Les Assureurs contestaient l'action directe exercée par la Commune à leur encontre en invoquant la clause « Pay to be paid » stipulée dans leur contrat d'assurance, soumis au droit anglais. La Cour d'appel d'Aix-en-Provence, approuvée par la Cour de cassation, a rejeté leurs arguments.
Pour cela, la Cour de cassation qualifie la clause « Pay to be paid » de disposition relative à la possibilité de l'action directe, par ses effets à tout le moins. La Cour juge ensuite que la question de la possibilité de l'action directe est déterminée par la loi désignée par la règle de conflit du juge saisi.
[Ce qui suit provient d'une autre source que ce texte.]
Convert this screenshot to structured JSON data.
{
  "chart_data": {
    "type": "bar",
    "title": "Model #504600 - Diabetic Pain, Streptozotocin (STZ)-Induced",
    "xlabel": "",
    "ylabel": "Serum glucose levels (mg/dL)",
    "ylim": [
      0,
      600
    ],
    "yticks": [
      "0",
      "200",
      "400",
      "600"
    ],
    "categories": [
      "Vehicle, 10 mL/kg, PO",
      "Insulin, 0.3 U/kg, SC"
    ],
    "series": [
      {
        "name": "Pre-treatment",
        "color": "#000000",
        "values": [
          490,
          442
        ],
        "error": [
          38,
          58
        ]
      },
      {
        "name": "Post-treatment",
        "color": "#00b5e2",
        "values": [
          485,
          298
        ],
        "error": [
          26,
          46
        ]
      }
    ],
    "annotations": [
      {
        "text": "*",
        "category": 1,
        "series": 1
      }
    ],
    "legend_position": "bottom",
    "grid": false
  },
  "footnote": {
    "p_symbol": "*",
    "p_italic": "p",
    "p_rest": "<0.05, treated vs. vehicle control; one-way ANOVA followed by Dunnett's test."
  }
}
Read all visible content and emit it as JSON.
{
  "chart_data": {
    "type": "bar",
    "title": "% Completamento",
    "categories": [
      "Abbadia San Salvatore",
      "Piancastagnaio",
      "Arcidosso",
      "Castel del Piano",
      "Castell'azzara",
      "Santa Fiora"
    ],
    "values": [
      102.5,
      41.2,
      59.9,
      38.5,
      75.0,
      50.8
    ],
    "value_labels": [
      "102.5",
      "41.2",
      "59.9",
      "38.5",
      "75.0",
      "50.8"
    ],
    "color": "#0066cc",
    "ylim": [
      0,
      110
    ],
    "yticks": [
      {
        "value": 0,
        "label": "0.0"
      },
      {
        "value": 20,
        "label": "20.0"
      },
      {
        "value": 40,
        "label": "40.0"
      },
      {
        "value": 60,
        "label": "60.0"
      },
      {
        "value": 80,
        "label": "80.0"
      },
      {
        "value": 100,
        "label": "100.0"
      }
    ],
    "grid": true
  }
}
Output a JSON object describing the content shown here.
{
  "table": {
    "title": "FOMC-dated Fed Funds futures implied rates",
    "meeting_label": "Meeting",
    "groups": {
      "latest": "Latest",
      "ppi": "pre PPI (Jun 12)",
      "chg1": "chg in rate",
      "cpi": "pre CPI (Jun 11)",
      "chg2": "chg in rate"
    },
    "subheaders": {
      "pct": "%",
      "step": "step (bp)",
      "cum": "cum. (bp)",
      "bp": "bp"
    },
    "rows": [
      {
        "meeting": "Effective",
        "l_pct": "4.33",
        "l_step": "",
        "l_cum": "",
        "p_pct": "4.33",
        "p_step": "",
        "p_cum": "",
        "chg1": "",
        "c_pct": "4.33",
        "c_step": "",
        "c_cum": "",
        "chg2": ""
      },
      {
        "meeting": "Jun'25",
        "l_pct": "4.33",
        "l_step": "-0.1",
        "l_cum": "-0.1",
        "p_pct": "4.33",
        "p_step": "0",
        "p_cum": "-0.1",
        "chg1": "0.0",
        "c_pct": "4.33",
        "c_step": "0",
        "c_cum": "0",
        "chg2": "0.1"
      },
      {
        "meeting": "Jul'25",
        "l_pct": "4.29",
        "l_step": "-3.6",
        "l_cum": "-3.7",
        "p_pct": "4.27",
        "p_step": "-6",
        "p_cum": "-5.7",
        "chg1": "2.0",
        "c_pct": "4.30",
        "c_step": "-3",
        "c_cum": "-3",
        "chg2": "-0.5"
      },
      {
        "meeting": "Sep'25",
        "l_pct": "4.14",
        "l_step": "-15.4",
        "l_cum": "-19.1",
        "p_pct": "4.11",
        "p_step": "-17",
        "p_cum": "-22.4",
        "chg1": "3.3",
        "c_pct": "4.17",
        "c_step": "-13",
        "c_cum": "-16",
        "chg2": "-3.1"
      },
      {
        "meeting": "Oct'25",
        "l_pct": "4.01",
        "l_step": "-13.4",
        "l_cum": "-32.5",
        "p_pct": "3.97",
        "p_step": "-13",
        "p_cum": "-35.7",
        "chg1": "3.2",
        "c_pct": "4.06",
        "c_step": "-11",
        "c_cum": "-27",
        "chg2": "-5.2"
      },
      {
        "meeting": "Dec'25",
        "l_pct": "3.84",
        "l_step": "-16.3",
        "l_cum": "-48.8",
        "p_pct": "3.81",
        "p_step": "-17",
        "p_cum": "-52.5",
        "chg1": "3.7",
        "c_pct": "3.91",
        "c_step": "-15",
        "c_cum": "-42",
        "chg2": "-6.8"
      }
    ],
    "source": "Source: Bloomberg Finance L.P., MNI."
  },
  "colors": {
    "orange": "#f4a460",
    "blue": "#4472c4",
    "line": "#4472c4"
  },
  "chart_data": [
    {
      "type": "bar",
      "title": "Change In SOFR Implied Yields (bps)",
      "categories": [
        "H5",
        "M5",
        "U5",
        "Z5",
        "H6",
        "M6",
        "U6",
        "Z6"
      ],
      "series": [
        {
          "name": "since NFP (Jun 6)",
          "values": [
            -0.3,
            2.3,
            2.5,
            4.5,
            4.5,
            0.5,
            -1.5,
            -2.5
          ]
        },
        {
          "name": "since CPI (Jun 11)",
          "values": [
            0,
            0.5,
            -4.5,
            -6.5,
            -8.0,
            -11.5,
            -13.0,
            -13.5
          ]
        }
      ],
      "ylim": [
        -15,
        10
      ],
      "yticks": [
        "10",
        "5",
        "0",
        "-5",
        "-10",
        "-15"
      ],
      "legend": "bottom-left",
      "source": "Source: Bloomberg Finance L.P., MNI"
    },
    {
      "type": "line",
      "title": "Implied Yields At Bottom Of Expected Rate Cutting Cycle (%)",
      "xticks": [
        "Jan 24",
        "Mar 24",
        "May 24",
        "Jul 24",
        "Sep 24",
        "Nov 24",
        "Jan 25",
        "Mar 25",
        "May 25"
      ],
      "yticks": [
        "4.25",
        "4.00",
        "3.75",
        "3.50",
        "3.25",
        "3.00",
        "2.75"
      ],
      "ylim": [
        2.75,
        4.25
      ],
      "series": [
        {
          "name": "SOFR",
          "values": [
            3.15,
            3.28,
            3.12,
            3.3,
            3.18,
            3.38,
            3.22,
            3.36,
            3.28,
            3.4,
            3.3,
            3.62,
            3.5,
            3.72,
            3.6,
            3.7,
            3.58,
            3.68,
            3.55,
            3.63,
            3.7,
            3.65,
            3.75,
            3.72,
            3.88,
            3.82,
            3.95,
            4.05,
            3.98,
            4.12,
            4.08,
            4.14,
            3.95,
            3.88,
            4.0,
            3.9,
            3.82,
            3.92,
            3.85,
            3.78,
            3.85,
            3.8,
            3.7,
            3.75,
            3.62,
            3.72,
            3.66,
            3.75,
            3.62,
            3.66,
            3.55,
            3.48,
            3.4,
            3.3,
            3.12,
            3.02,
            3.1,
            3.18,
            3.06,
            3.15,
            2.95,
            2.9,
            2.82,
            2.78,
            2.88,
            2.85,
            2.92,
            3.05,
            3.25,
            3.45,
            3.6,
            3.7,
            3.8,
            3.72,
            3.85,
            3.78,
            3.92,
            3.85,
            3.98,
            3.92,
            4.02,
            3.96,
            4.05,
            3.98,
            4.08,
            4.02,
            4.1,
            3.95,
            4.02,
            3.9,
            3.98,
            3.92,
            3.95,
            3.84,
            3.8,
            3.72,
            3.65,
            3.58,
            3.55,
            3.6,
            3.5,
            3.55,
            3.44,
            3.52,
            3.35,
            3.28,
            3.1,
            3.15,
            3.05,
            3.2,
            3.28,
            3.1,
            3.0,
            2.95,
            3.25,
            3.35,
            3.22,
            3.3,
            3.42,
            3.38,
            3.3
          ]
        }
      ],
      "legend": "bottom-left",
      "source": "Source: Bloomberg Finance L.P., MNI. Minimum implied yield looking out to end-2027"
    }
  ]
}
En droit international privé français, l'action directe est possible si elle est permise, soit par la loi de l'obligation principale (ici, la loi française, comme loi du lieu du dommage et donc de la responsabilité délictuelle du navire), soit par la loi du contrat d'assurance. Dit autrement, si la loi de l'obligation principale l'autorise, la loi du contrat d'assurance ne peut y faire obstacle. Or, en droit français, les articles L.124-3 (en assurances terrestres) et L.173-23 (en assurances maritimes) du Code des assurances prévoient bien la possibilité de l'action directe.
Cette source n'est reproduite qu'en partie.